Wymiennik kupiłem w Klingenburg'u w Mielcu. Dla mojego niedużego domu kupiłem GS-K 25/300 za 550 + 15 wysyłka.

----------


## aniakicia

dom, projekt indywidualny, 240m2
płyta wylana ok 1. 10 2013
SSO z położoną dachówką: ok. 8.12.2013

więc od maja do zimy zdążysz jeśli wszystko zagra
powodzenia

----------


## ufbufkruf

Pojawiła się kolejna zagwozdka. 
Według projektu mój garaż i garaż sąsiada muszą do siebie przylegać co można zobaczyć na rysunku poniżej:

Ma wyglądać to tak: 
ściana sąsiada | 5 cm styropianu | hydroizolacja | moja ściana fundamentowa 
W jaki sposób wykonać tu hydroizolacje ?

----------


## Daniellos_

> W jaki sposób wykonać tu hydroizolacje ?


 Folia 0.3?

----------


## ufbufkruf

Kurcze tak proste rozwiązanie a człowiekowi nie przyszło do głowy. Odkryłem dziś część fundamentu sąsiada, izolację pionową robił folią i powiem wam że jest w strasznym stanie...  
Ale z drugiej strony ja bym dawał styro a nie zasypywał to ryzyko przerwania minimalne.

----------


## ufbufkruf

W sobotę zgodnie z planem na działce zawitała koparka. 

Niestety pomimo zapewnień szefa firmy, że te gabaryty będą wystarczające po ponad 5 godzinach odpuściliśmy i umówiliśmy się na poniedziałek ze sprzętem większego kalibru. Ale dzień nie był stracony bo podjechał geodeta i wytyczył dokładnie działkę dzięki czemu mogliśmy wziąć się za wyznaczanie ogrodzenia tymczasowego.
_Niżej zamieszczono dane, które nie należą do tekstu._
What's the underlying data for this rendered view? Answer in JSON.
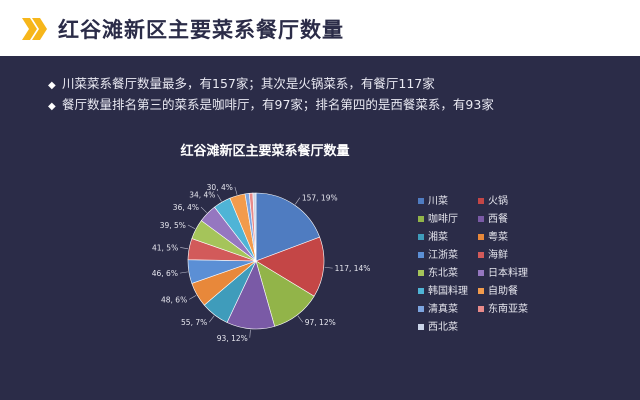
{
  "header": {
    "title": "红谷滩新区主要菜系餐厅数量",
    "chevron_color": "#f6b61b"
  },
  "bullets": [
    {
      "marker": "◆",
      "text": "川菜菜系餐厅数量最多，有157家；其次是火锅菜系，有餐厅117家"
    },
    {
      "marker": "◆",
      "text": "餐厅数量排名第三的菜系是咖啡厅，有97家；排名第四的是西餐菜系，有93家"
    }
  ],
  "chart_data": {
    "type": "pie",
    "title": "红谷滩新区主要菜系餐厅数量",
    "legend_position": "right",
    "series": [
      {
        "name": "川菜",
        "value": 157,
        "label": "157, 19%",
        "color": "#4f7cc1"
      },
      {
        "name": "火锅",
        "value": 117,
        "label": "117, 14%",
        "color": "#c44646"
      },
      {
        "name": "咖啡厅",
        "value": 97,
        "label": "97, 12%",
        "color": "#92b449"
      },
      {
        "name": "西餐",
        "value": 93,
        "label": "93, 12%",
        "color": "#7a5aa6"
      },
      {
        "name": "湘菜",
        "value": 55,
        "label": "55, 7%",
        "color": "#3f9cbb"
      },
      {
        "name": "粤菜",
        "value": 48,
        "label": "48, 6%",
        "color": "#e8883a"
      },
      {
        "name": "江浙菜",
        "value": 46,
        "label": "46, 6%",
        "color": "#5b8fd5"
      },
      {
        "name": "海鲜",
        "value": 41,
        "label": "41, 5%",
        "color": "#d25a5a"
      },
      {
        "name": "东北菜",
        "value": 39,
        "label": "39, 5%",
        "color": "#a5c45a"
      },
      {
        "name": "日本料理",
        "value": 36,
        "label": "36, 4%",
        "color": "#9577c0"
      },
      {
        "name": "韩国料理",
        "value": 34,
        "label": "34, 4%",
        "color": "#4fb4d6"
      },
      {
        "name": "自助餐",
        "value": 30,
        "label": "30, 4%",
        "color": "#f29b4c"
      },
      {
        "name": "清真菜",
        "value": 8,
        "label": "",
        "color": "#7da5e0"
      },
      {
        "name": "东南亚菜",
        "value": 7,
        "label": "",
        "color": "#e88a8a"
      },
      {
        "name": "西北菜",
        "value": 6,
        "label": "",
        "color": "#cbd5e8"
      }
    ]
  }
}
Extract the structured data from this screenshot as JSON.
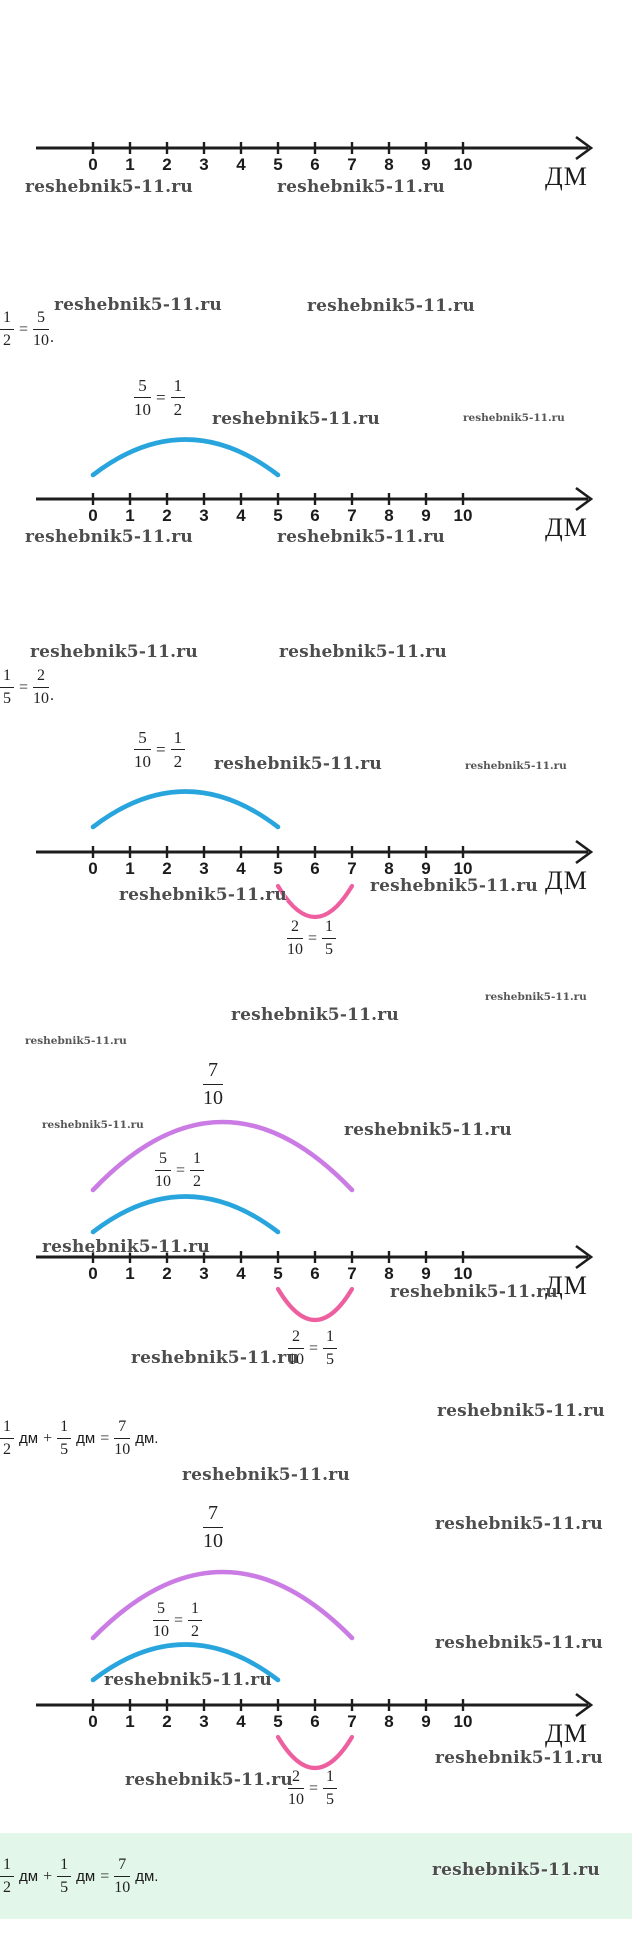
{
  "watermark": "reshebnik5-11.ru",
  "number_line": {
    "unit": "ДМ",
    "ticks": [
      "0",
      "1",
      "2",
      "3",
      "4",
      "5",
      "6",
      "7",
      "8",
      "9",
      "10"
    ]
  },
  "fractions": {
    "one_half": {
      "num": "1",
      "den": "2"
    },
    "one_fifth": {
      "num": "1",
      "den": "5"
    },
    "five_tenths": {
      "num": "5",
      "den": "10"
    },
    "two_tenths": {
      "num": "2",
      "den": "10"
    },
    "seven_tenths": {
      "num": "7",
      "den": "10"
    }
  },
  "symbols": {
    "equals": "=",
    "plus": "+",
    "period": ".",
    "unit_dm": "дм",
    "unit_dm_period": "дм."
  },
  "colors": {
    "half_arc": "#29a5dd",
    "fifth_arc": "#ee5fa0",
    "sum_arc": "#cb7ce4",
    "highlight_bg": "#e3f6ea"
  }
}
W poniedziałek na działce zawitał ciężki sprzęt i robota ruszyła mocno do przodu

Chłopaki zaczęli o 6.30, a o 9 dół był już gotowy, a że nie jest mały zrobiliśmy do niego schody

----------


## ufbufkruf

W dniu wczorajszym jeszcze geodeta wytyczył budynek, a my wyznaczyliśmy ławy fundamentowe. Zdjęcia wrzucę później bo jakiś taki zapiernicz był i nie zrobiłem :wink:

----------


## Daniellos_

> Odkryłem dziś część fundamentu sąsiada, izolację pionową robił folią i powiem wam że jest w strasznym stanie...


Tzn porwana?

Ja kupiłem na alle folię 0.3 z atestem (to ważne), nie jakieś typ300 i jest na prawdę gruba i sztywna. W rękach się jej nie rozerwie i nawet brutalne przysypywanie ziemią jej nie straszne.

----------


## ufbufkruf

Jutro postaram się strzelić foto tej foli, tak chodzi mi o to że strasznie się porwała, ale wygląda mi to na to, że był nią wyłożony  wykop i napór betonu załatwił sprawę. 
Geodeta swoje zrobił, kierownik budowy pojawił się skontrolował głębokość i przede wszystkim rodzaj podłoża pod fundament. Po akceptacji wyżej wymienionego zaczęliśmy deskować ławy.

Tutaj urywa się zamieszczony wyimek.